Del Rio, quien jamás había pedido ayuda a nadie, ahora veía con desagrado semejante posibilidad.
—¿Y qué puede hacer usted? —dijo con desdén a la vez que cambiaban de postura, todavía peligroso para sí y para los demás—. Lamento haber venido a verle. Está usted como una cabra, ¿lo sabía? Y eso tenía que decírselo, así de claro. Ahora que lo he dicho, a lo mejor se lo comunico a todo el mundo. —Se puso en pie y cerró los puños pegándoselos a los costados, respirando con pesadez por la boca, los ojos vítreos ante la total oscuridad que se le revelaba.
Mirándolo, a Norman le entró el miedo. En ese instante no era tanto un daño físico lo que temía, cuanto más bien las cosas repugnantes que daban energía a Del Rio. Los tendones del cuello le sobresalían, había entornado los ojos, comenzó a mecerse ligeramente. Norman se fascinó con los puños que apenas se movían, que parecían dos cachiporras forradas de cuero curtido. Trató de prepararse para la sensación del hueso tronzado, de los cartílagos reventados. Del Rio se agazapó y soltó un bufido. Norman echaba de menos sus difusos planes. Del Rio dio un paso adelante y Norman cerró los ojos.
Los instantes se le hicieron interminables. En el interior de su cabeza, Norman comenzó a renunciar una a una a sus vagas esperanzas. Oyó un crujido en el suelo delante de él, oyó la tremenda y sin embargo apacible voz de la ciudad, tuvo la sensación de un peso gigantesco, como si uno viviera con la expectativa de que la tierra cediera bajo la ciudad. Abrió los ojos y vio a Del Rio llorar de nuevo, sus manos inofensivas. Norman volvió a sonreír.
—No tiene usted remedio —dijo tan en son de chanza como con ternura—. Venga, vámonos. Va a tener que dejarlo usted en mis manos.
Del Rio, en silencio, se mostró de acuerdo, y juntos salieron a evaluar su delito.

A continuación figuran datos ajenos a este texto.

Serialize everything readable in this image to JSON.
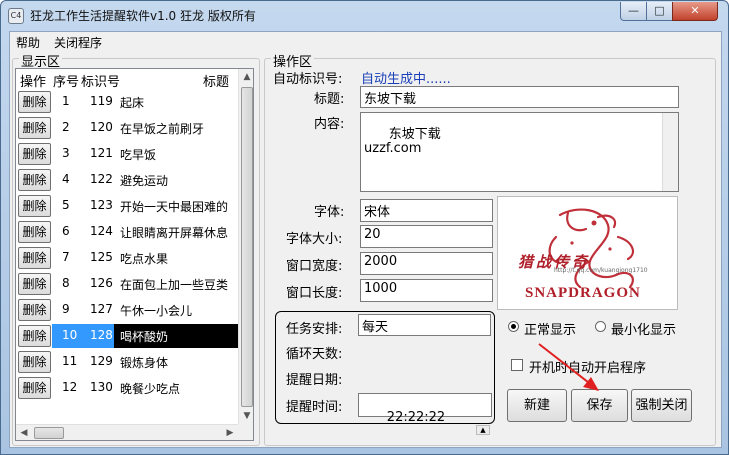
{
  "window": {
    "title": "狂龙工作生活提醒软件v1.0   狂龙 版权所有",
    "icon_text": "C4",
    "minimize_glyph": "—",
    "maximize_glyph": "□",
    "close_glyph": "✕"
  },
  "menu": {
    "items": [
      "帮助",
      "关闭程序"
    ]
  },
  "display_area": {
    "label": "显示区",
    "columns": [
      "操作",
      "序号",
      "标识号",
      "标题"
    ],
    "delete_label": "删除",
    "rows": [
      {
        "seq": "1",
        "id": "119",
        "title": "起床"
      },
      {
        "seq": "2",
        "id": "120",
        "title": "在早饭之前刷牙"
      },
      {
        "seq": "3",
        "id": "121",
        "title": "吃早饭"
      },
      {
        "seq": "4",
        "id": "122",
        "title": "避免运动"
      },
      {
        "seq": "5",
        "id": "123",
        "title": "开始一天中最困难的"
      },
      {
        "seq": "6",
        "id": "124",
        "title": "让眼睛离开屏幕休息"
      },
      {
        "seq": "7",
        "id": "125",
        "title": "吃点水果"
      },
      {
        "seq": "8",
        "id": "126",
        "title": "在面包上加一些豆类"
      },
      {
        "seq": "9",
        "id": "127",
        "title": "午休一小会儿"
      },
      {
        "seq": "10",
        "id": "128",
        "title": "喝杯酸奶"
      },
      {
        "seq": "11",
        "id": "129",
        "title": "锻炼身体"
      },
      {
        "seq": "12",
        "id": "130",
        "title": "晚餐少吃点"
      }
    ],
    "selected_row": 9,
    "scroll_up": "▲",
    "scroll_down": "▼",
    "scroll_left": "◀",
    "scroll_right": "▶"
  },
  "operation_area": {
    "label": "操作区",
    "auto_id_label": "自动标识号:",
    "auto_id_value": "自动生成中......",
    "title_label": "标题:",
    "title_value": "东坡下载",
    "content_label": "内容:",
    "content_value": "东坡下载\nuzzf.com",
    "font_label": "字体:",
    "font_value": "宋体",
    "font_size_label": "字体大小:",
    "font_size_value": "20",
    "window_width_label": "窗口宽度:",
    "window_width_value": "2000",
    "window_height_label": "窗口长度:",
    "window_height_value": "1000",
    "task_label": "任务安排:",
    "task_value": "每天",
    "cycle_label": "循环天数:",
    "date_label": "提醒日期:",
    "time_label": "提醒时间:",
    "time_value": "22:22:22",
    "radio_normal": "正常显示",
    "radio_minimize": "最小化显示",
    "autostart_label": "开机时自动开启程序",
    "btn_new": "新建",
    "btn_save": "保存",
    "btn_force_close": "强制关闭"
  },
  "preview": {
    "caption": "SNAPDRAGON",
    "script_text": "猎战传奇",
    "url_text": "http://t.qq.com/kuangiong1710"
  },
  "colors": {
    "accent_blue": "#3399ff",
    "selected_row": "#000000",
    "auto_id_text": "#1a3fb8",
    "annotation_arrow": "#e02020",
    "logo_red": "#c0303a"
  }
}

Norman volvió a su casa cuando ya era muy tarde. Se reía por lo bajo, colmado por un humor extraño y melancólico, pero risueño, idéntico al que lo había visitado a primera hora de la noche. Eran las tres de la madrugada. Enredó en secreto con las llaves, abrió el cerrojo, entró de puntillas en el apartamento, como un borrachín que tratara de disimular su alborozo para que no se enterase su esposa dormida. Durante unos minutos estuvo frente a la luz siniestra de la ventana, meneando la cabeza con una sonrisa extraña. Recordó la visión de la muchacha encolerizada, con los dos ojos morados, y el policía que estaba nervioso en la habitación de Del Rio, en tensión, preparado para la violencia, alterado ante la enmudecida sumisión del boxeador. Recordó su manera de despedirse de Del Rio antes de que la policía se lo llevara detenido en el coche: «Ha sido como el pus que rezuma una herida, Del Rio. Más vale que salga y no que se encone. Le guardaré una habitación, le sorprenderá lo limpio que va a encontrar todo cuando vuelva». Obviamente, tuvo que gritar a voz en cuello para hacerse oír por encima de los alaridos de la muchacha enfurecida, de modo que no estuvo muy seguro de que Del Rio se enterase de lo dicho. Los policías habían considerado la posibilidad de llevarse a Norman detenido cuando dijo lo que dijo y vieron además cómo lo decía. Pero se marcharon, y la casa quedó tan en calma que incluso se oía la máquina de escribir de Paxton en el piso de arriba, y también aunque de manera más tenue, dos plantas más arriba, el pequeño televisor de Louie, del que emanaba una música tontuela, desgranada gracias a la distancia de modo que adquiriese una cualidad obsesiva. Y recordó haber pensado: «Mírame, mira en la que te has metido. Jamás soñé que esto pudiera existir».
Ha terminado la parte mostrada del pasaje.